OASD thankful that education subsidies are now arriving
01/18/2016 11:20PM ● Published by Steven Hoffman
Oxford Area School District business administrator Brian Cooney said that he was very happy to report that some of the education subsidies from the state have now arrived despite the fact that a state budget impasse continues well into its seventh month.
At the Jan. 12 school board meeting, Cooney said that when district officials returned to work for the new year, approximately $8.5 million of state funding was in the district's account.
“The state provided some much-needed funds to the school districts,” Cooney said, adding that the arrival of those funds does not mean an end to the state budget situation or an end to Pennsylvania school districts' financial struggles as the state remains without a budget seven months into the fiscal year.
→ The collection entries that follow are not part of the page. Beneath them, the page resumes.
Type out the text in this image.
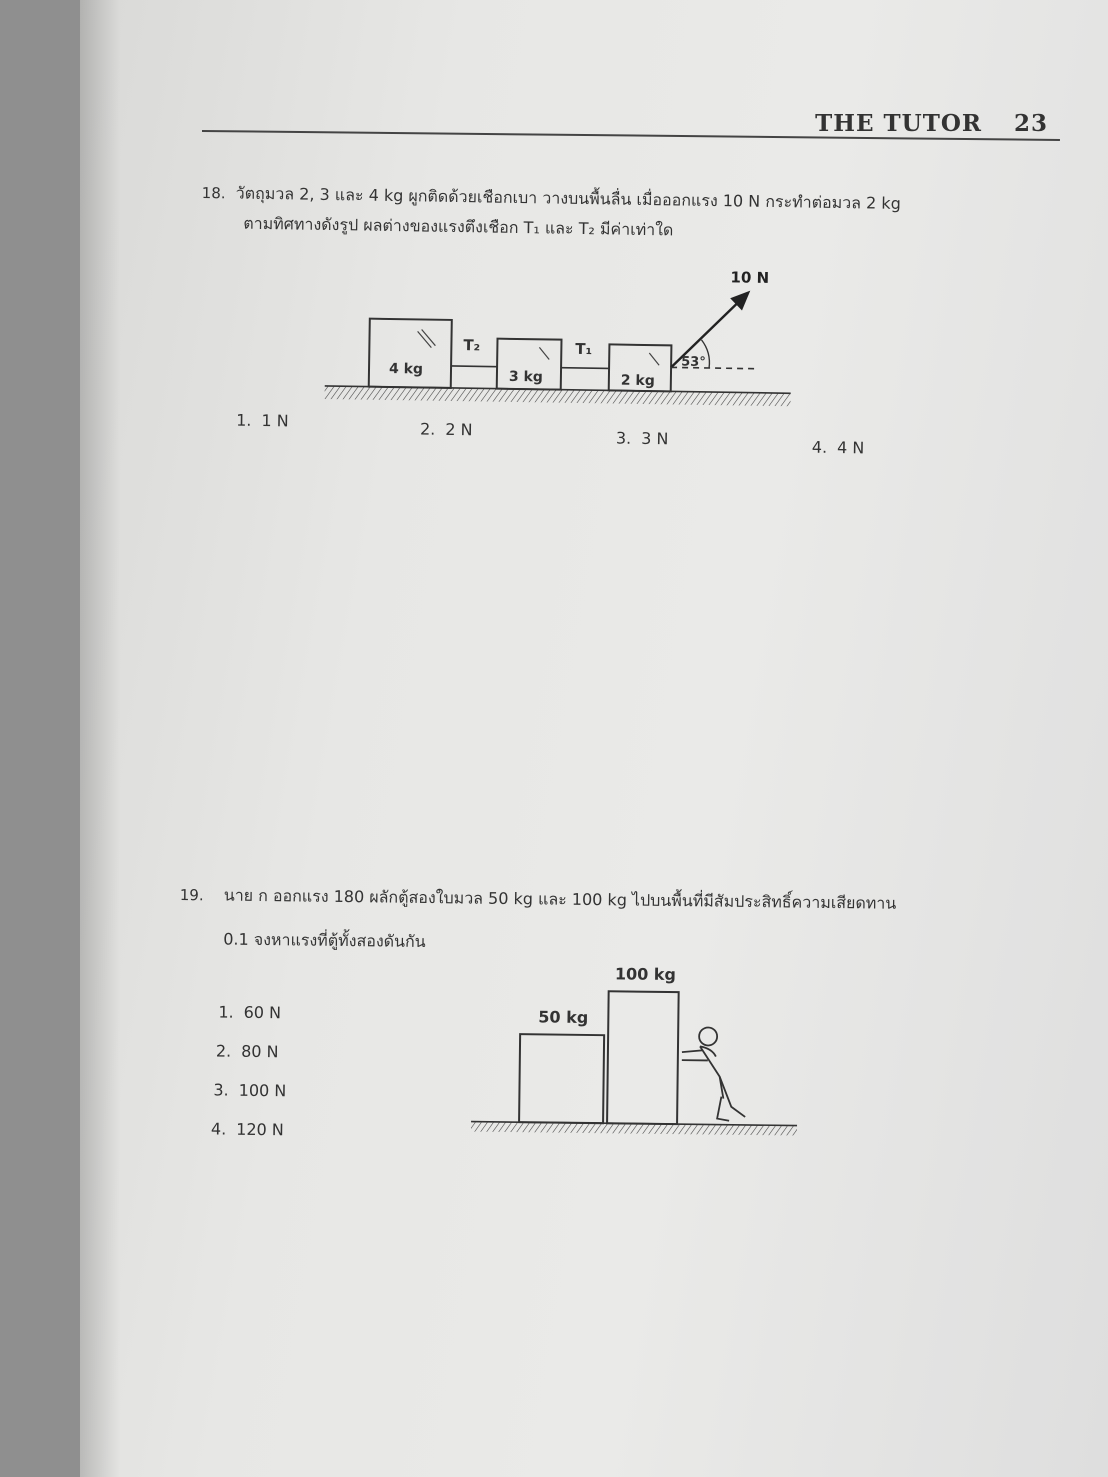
THE TUTOR 23
18. วัตถุมวล 2, 3 และ 4 kg ผูกติดด้วยเชือกเบา วางบนพื้นลื่น เมื่อออกแรง 10 N กระทำต่อมวล 2 kg
ตามทิศทางดังรูป ผลต่างของแรงตึงเชือก T₁ และ T₂ มีค่าเท่าใด
4 kg
T₂
3 kg
T₁
2 kg
10 N
53°
1. 1 N	2. 2 N	3. 3 N	4. 4 N
19. นาย ก ออกแรง 180 ผลักตู้สองใบมวล 50 kg และ 100 kg ไปบนพื้นที่มีสัมประสิทธิ์ความเสียดทาน
0.1 จงหาแรงที่ตู้ทั้งสองดันกัน
1. 60 N
2. 80 N
3. 100 N
4. 120 N
50 kg
100 kg
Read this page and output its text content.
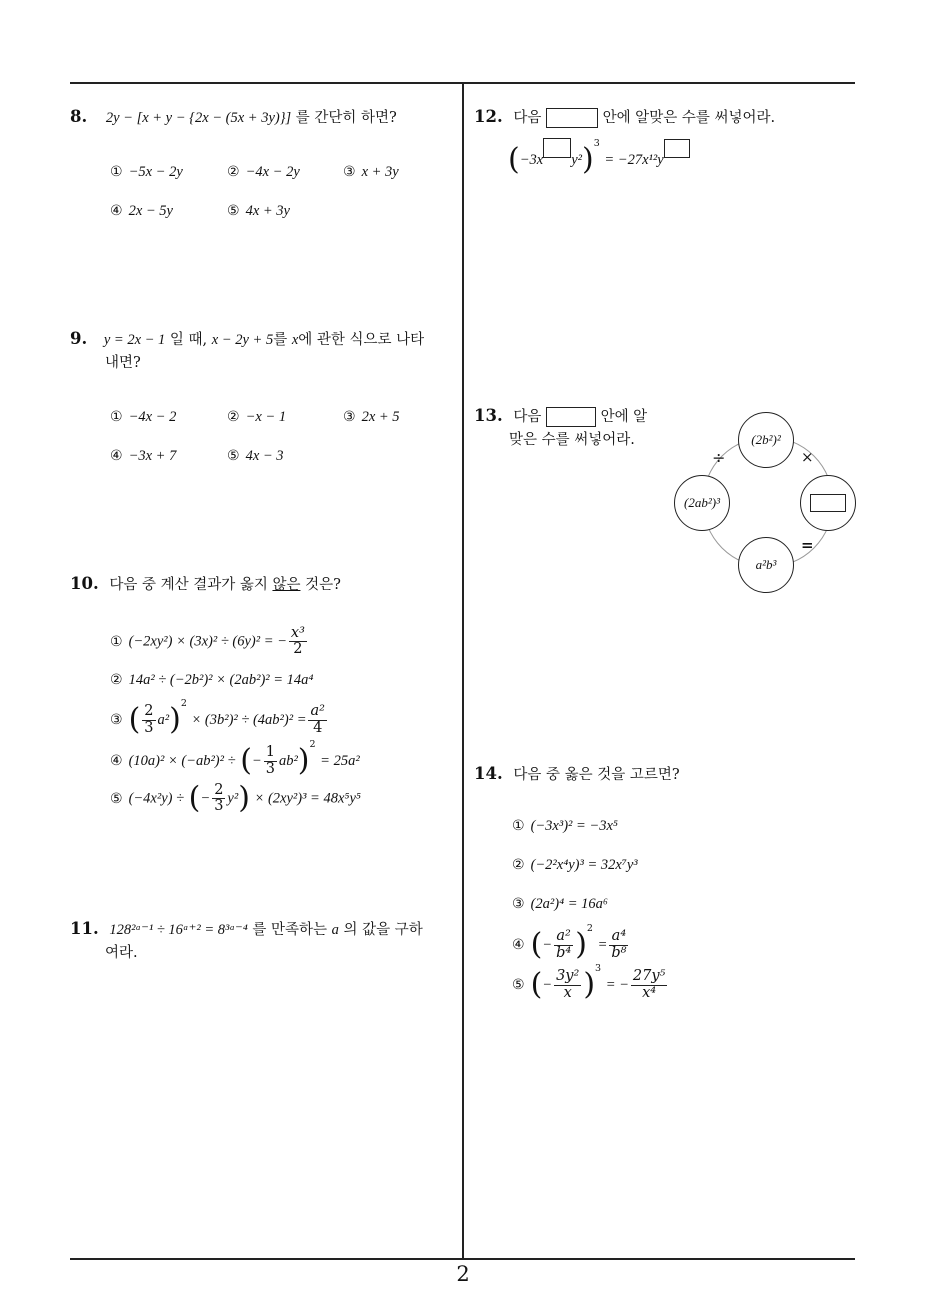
2
8. 2y − [x + y − {2x − (5x + 3y)}] 를 간단히 하면?
① −5x − 2y	② −4x − 2y	③ x + 3y
④ 2x − 5y	⑤ 4x + 3y
9. y = 2x − 1 일 때, x − 2y + 5를 x에 관한 식으로 나타
내면?
① −4x − 2	② −x − 1	③ 2x + 5
④ −3x + 7	⑤ 4x − 3
10. 다음 중 계산 결과가 옳지 않은 것은?
① (−2xy²) × (3x)² ÷ (6y)² = − $\frac{\text{x³}}{2}$
② 14a² ÷ (−2b²)² × (2ab²)² = 14a⁴
③ ( $\frac{2}{3} a^2)^2 \times (3b^2)^2 \div (4ab^2)^2 = \frac{\text{a²}}{4}$
④ (10a)² × (−ab²)² ÷ (− $\frac{1}{3} ab^2)^2 = 25a^2$
⑤ (−4x²y) ÷ (− $\frac{2}{3} y^2) \times (2xy^2)^3 = 48x^5y^5$
11. 128²ᵃ⁻¹ ÷ 16ᵃ⁺² = 8³ᵃ⁻⁴ 를 만족하는 a 의 값을 구하
여라.
12. 다음	안에 알맞은 수를 써넣어라.
(−3x y²)$^3$ = −27x¹²y
13. 다음	안에 알
맞은 수를 써넣어라.	(2b²)²
(2ab²)³
a²b³
÷	×
=
14. 다음 중 옳은 것을 고르면?
① (−3x³)² = −3x⁵
② (−2²x⁴y)³ = 32x⁷y³
③ (2a²)⁴ = 16a⁶
④ (− $\frac{\text{a²}}{\text{b⁴}} )^2 = \frac{\text{a⁴}}{\text{b⁸}}$
⑤ (− $\frac{\text{3y²}}{x} )^3$ = − $\frac{\text{27y⁵}}{\text{x⁴}}$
In late December, Gov. Tom Wolf rejected significant portions of a $30.3 billion spending plan that was approved by the GOP-controlled State Legislature. Wolf used the line-item veto authority on the budget, and announced that he was releasing about $3.5 billion in education funding to the state's 500 school districts.
School districts in southern Chester County have been able to manage without the state subsidies, but some school districts, especially larger districts in cities, were forced to borrow money to pay bills as the budget impasse went on month after month.
Cooney said that the $8.5 million that Oxford Area School District received represents about half of the state subsidy that it would expect for the 2015-2016 school year.
School district officials still don't know exactly what level of state funding they will receive for the current school year. Gov. Wolf's initial proposal called for significant funding increases for schools, but he has been unable to work out a deal with Republican lawmakers on a comprehensive spending plan that would make that available. Oxford officials hope they will know how much funding they will receive from the state soon. It is almost time for the district to begin serious work on the budget for the 2016-2017 school year.
“We'll be watching closely to see how it shakes out,” Cooney said.
Oxford has not yet unveiled a preliminary budget for the 2016-2017 school year. The school board did vote to remain within the Act 1 Index limit, which is the maximum amount that a district can raise taxes without seeking approval from voters via a referendum.
Cooney said that the business office is working on getting the exact figures for insurance costs for the next year. Those costs should be known soon, which would give district officials a clearer picture of the budget for the next year.
In other business at the meeting, Pamela Baker of Barbacane Thornton & Company LLP, provided the school board with an audit report for the fiscal year that concluded on June 30, 2015. Baker said that the financial statements were presented in a way that is consistent with accepted accounting practices. There were few audit adjustments and no shortcomings with internal controls. She praised the work of the district's budget office.